For the inequality below, find all values n ∈ N such that the inequality is true:

(n2 + 2n +3) / (2n3 + 5n2+ 8n + 3) < 0.025.

============================
Here is my attempt at the problem:

Looking at the following set

{n ∈ N: (n2+ 2n +3) / (2n3 + 5n2 + 8n + 3) < 0.025}

We want to find the lower bound of this set.

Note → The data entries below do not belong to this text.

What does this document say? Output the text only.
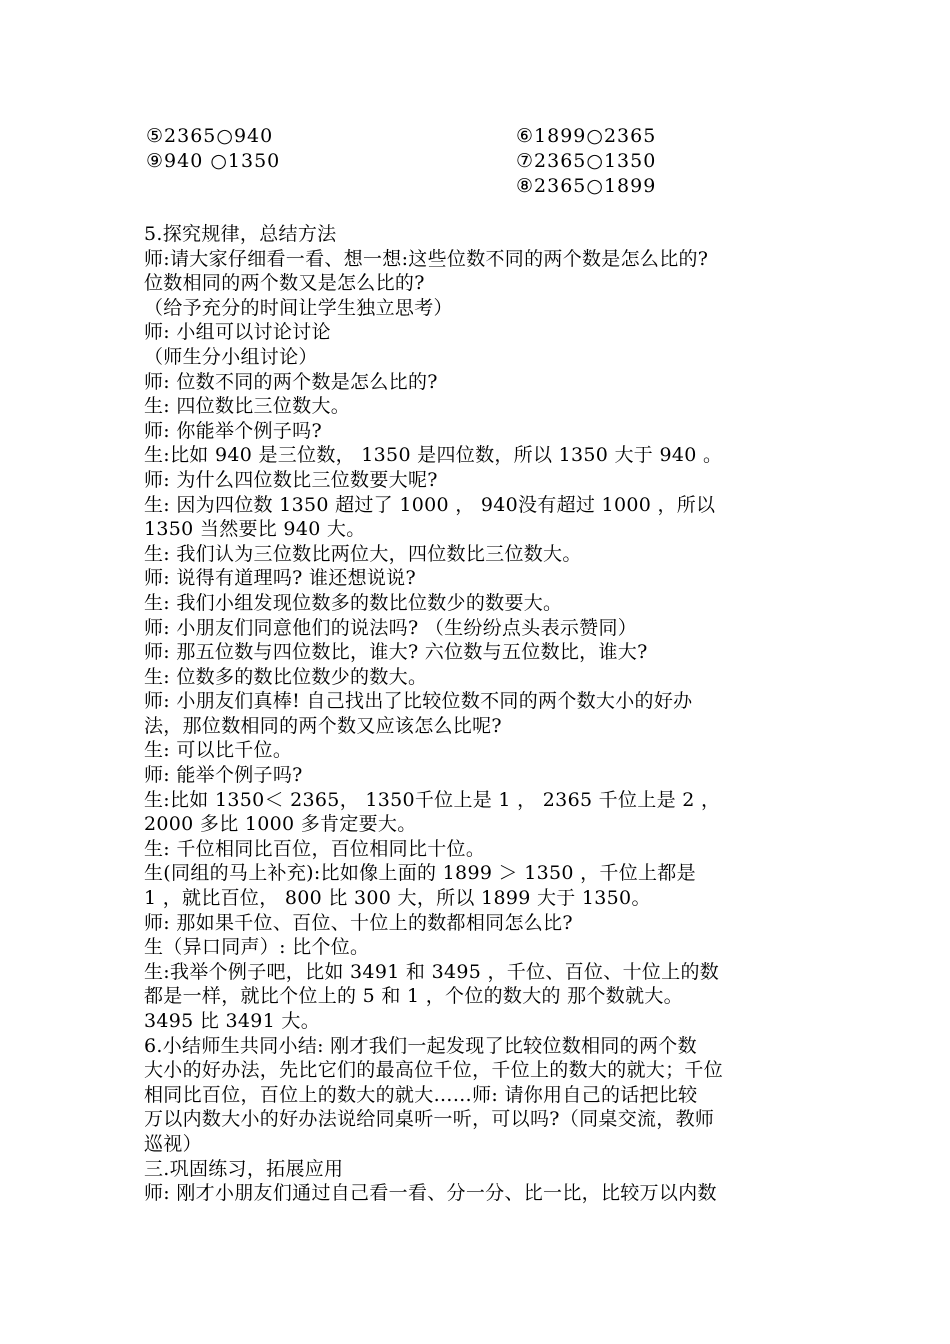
⑤2365○940
⑨940 ○1350
⑥1899○2365
⑦2365○1350
⑧2365○1899
5.探究规律，总结方法
师:请大家仔细看一看、想一想:这些位数不同的两个数是怎么比的?
位数相同的两个数又是怎么比的?
（给予充分的时间让学生独立思考）
师: 小组可以讨论讨论
（师生分小组讨论）
师: 位数不同的两个数是怎么比的?
生: 四位数比三位数大。
师: 你能举个例子吗?
生:比如 940 是三位数， 1350 是四位数，所以 1350 大于 940 。
师: 为什么四位数比三位数要大呢?
生: 因为四位数 1350 超过了 1000 ， 940没有超过 1000 ，所以
1350 当然要比 940 大。
生: 我们认为三位数比两位大，四位数比三位数大。
师: 说得有道理吗? 谁还想说说?
生: 我们小组发现位数多的数比位数少的数要大。
师: 小朋友们同意他们的说法吗? （生纷纷点头表示赞同）
师: 那五位数与四位数比，谁大? 六位数与五位数比，谁大?
生: 位数多的数比位数少的数大。
师: 小朋友们真棒! 自己找出了比较位数不同的两个数大小的好办
法，那位数相同的两个数又应该怎么比呢?
生: 可以比千位。
师: 能举个例子吗?
生:比如 1350＜ 2365， 1350千位上是 1 ， 2365 千位上是 2 ，
2000 多比 1000 多肯定要大。
生: 千位相同比百位，百位相同比十位。
生(同组的马上补充):比如像上面的 1899 ＞ 1350 ，千位上都是
1 ，就比百位， 800 比 300 大，所以 1899 大于 1350。
师: 那如果千位、百位、十位上的数都相同怎么比?
生（异口同声）: 比个位。
生:我举个例子吧，比如 3491 和 3495 ，千位、百位、十位上的数
都是一样，就比个位上的 5 和 1 ，个位的数大的 那个数就大。
3495 比 3491 大。
6.小结师生共同小结: 刚才我们一起发现了比较位数相同的两个数
大小的好办法，先比它们的最高位千位，千位上的数大的就大；千位
相同比百位，百位上的数大的就大……师: 请你用自己的话把比较
万以内数大小的好办法说给同桌听一听，可以吗?（同桌交流，教师
巡视）
三.巩固练习，拓展应用
师: 刚才小朋友们通过自己看一看、分一分、比一比，比较万以内数
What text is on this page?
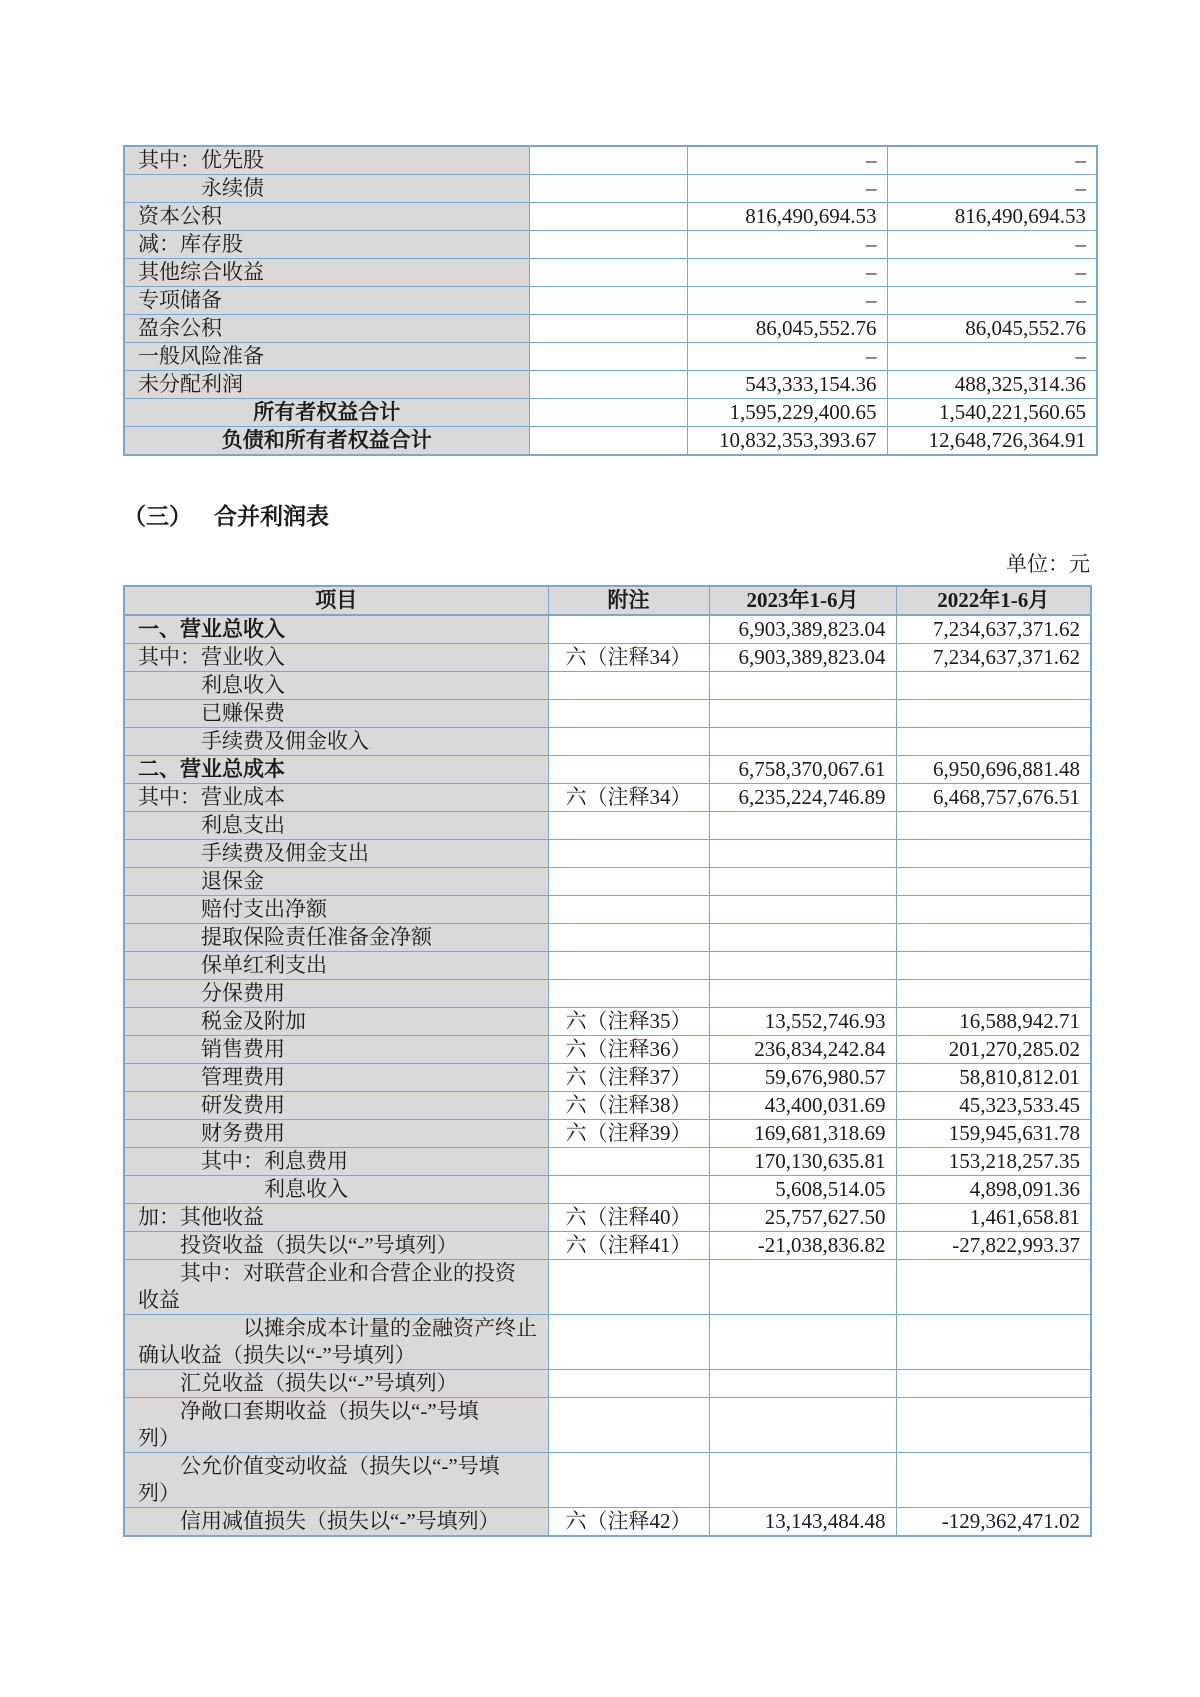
其中：优先股		–	–

永续债		–	–

资本公积		816,490,694.53	816,490,694.53

减：库存股		–	–

其他综合收益		–	–

专项储备		–	–

盈余公积		86,045,552.76	86,045,552.76

一般风险准备		–	–

未分配利润		543,333,154.36	488,325,314.36

所有者权益合计		1,595,229,400.65	1,540,221,560.65

负债和所有者权益合计		10,832,353,393.67	12,648,726,364.91
（三） 合并利润表
单位：元
项目	附注	2023年1-6月	2022年1-6月

一、营业总收入		6,903,389,823.04	7,234,637,371.62

其中：营业收入	六（注释34）	6,903,389,823.04	7,234,637,371.62

利息收入			

已赚保费			

手续费及佣金收入			

二、营业总成本		6,758,370,067.61	6,950,696,881.48

其中：营业成本	六（注释34）	6,235,224,746.89	6,468,757,676.51

利息支出			

手续费及佣金支出			

退保金			

赔付支出净额			

提取保险责任准备金净额			

保单红利支出			

分保费用			

税金及附加	六（注释35）	13,552,746.93	16,588,942.71

销售费用	六（注释36）	236,834,242.84	201,270,285.02

管理费用	六（注释37）	59,676,980.57	58,810,812.01

研发费用	六（注释38）	43,400,031.69	45,323,533.45

财务费用	六（注释39）	169,681,318.69	159,945,631.78

其中：利息费用		170,130,635.81	153,218,257.35

利息收入		5,608,514.05	4,898,091.36

加：其他收益	六（注释40）	25,757,627.50	1,461,658.81

投资收益（损失以“-”号填列）	六（注释41）	-21,038,836.82	-27,822,993.37

其中：对联营企业和合营企业的投资
收益			

以摊余成本计量的金融资产终止
确认收益（损失以“-”号填列）			

汇兑收益（损失以“-”号填列）			

净敞口套期收益（损失以“-”号填
列）			

公允价值变动收益（损失以“-”号填
列）			

信用减值损失（损失以“-”号填列）	六（注释42）	13,143,484.48	-129,362,471.02
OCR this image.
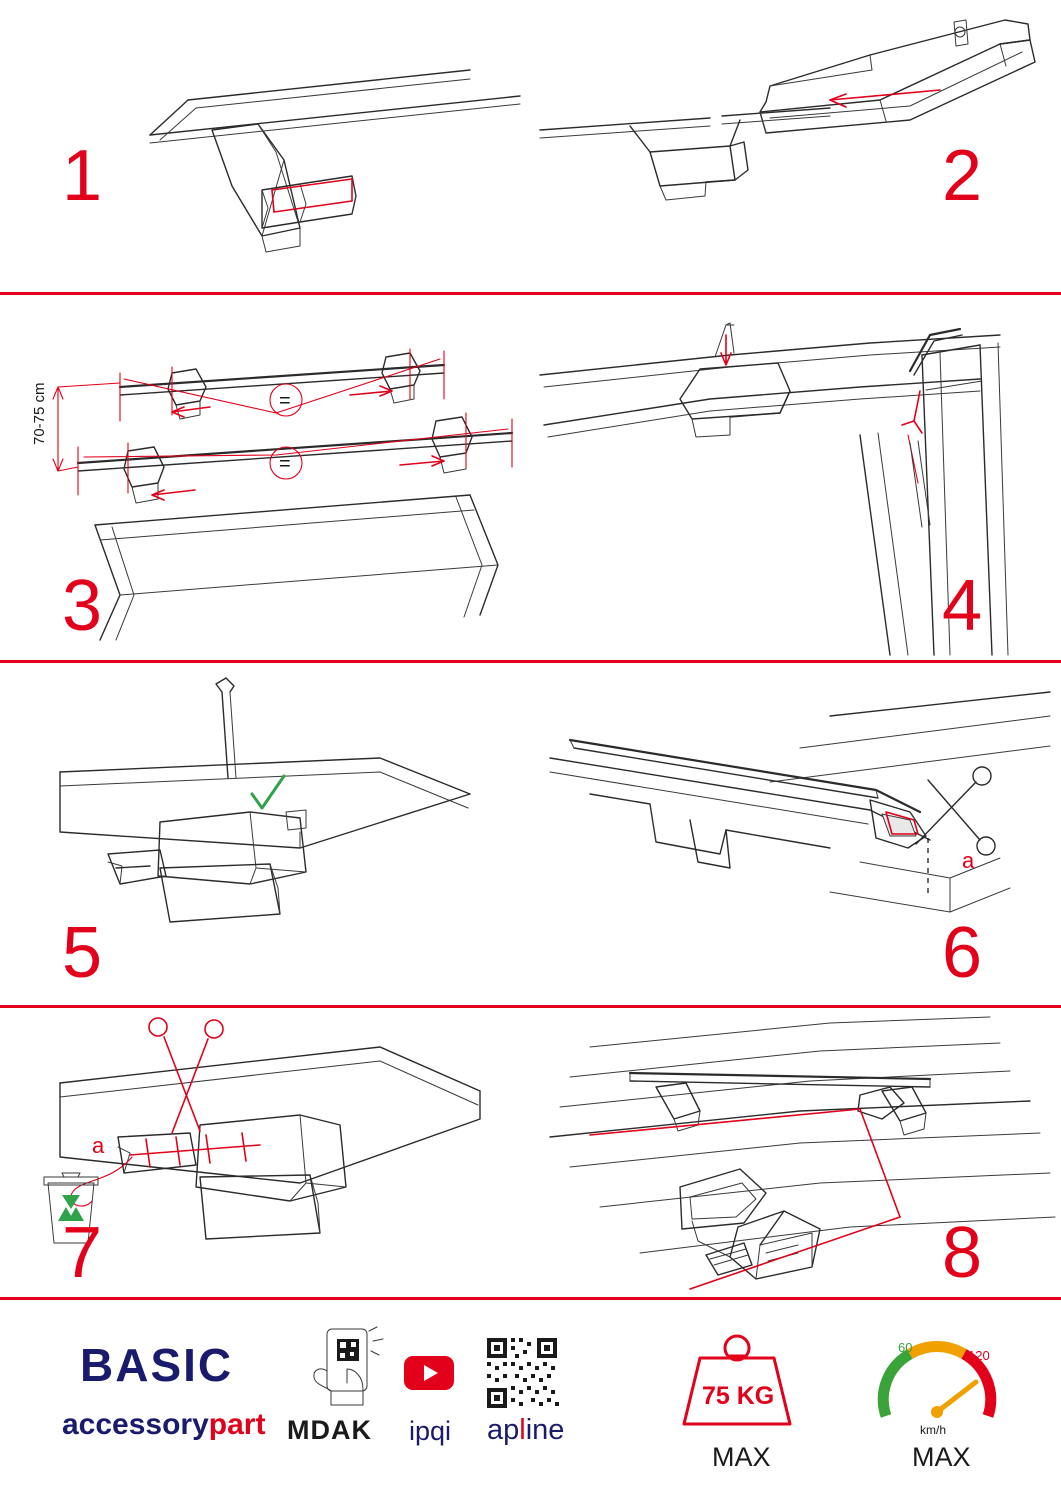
1	2
=
=
70-75 cm
3	4
5
a
6
a
7	8
BASIC
accessorypart MDAK ipqi apline
75 KG
MAX
60
120
km/h
MAX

Suppose A denotes the above set, then we have

A= {n ∈ N: (n2 + 2n +3) / (2n3 + 5n2 + 8n + 3) < 0.025}

Since the above rational function can be reduced to 1/(2n+1) we have

1/(2n+1) <0.025

Where we get n>19.5. Since the lower bounds of the set are 19.5, 19.4, 19.3.... And so on, this set is bound below by the natural number n=19. Therefore, the above inequality holds true for all n ∈ N greater than or equal to 20. Thus A= {20, 21, 22, 23,...}

4. Sep 9, 2016

### Staff: Mentor

I don't see the purpose of all those "steps" before reducing the rational function (which you should probably show in more detail).
Okay (showing the steps wouldn't hurt).
What is the relevance of those numbers?

Once you have n>19.5 you can directly conclude that n>=20, and write down the set of solutions.

5. Sep 9, 2016

### RUber

One method that might help with the simplification is to flip the inequality.
$\frac{ n^2 +2n+3}{2n^3 + 5n^2 + 8n+3} < .025 \equiv \frac{2n^3 + 5n^2 + 8n+3}{ n^2 +2n+3}>40$
Which as you pointed out can be written as
$2n+1 > 40.$
And you already have the solution.

6. Sep 9, 2016

### Staff: Mentor

Be careful: to do that you have to check that the two sides cannot be negative. This is easy to do here, but it is a necessary step.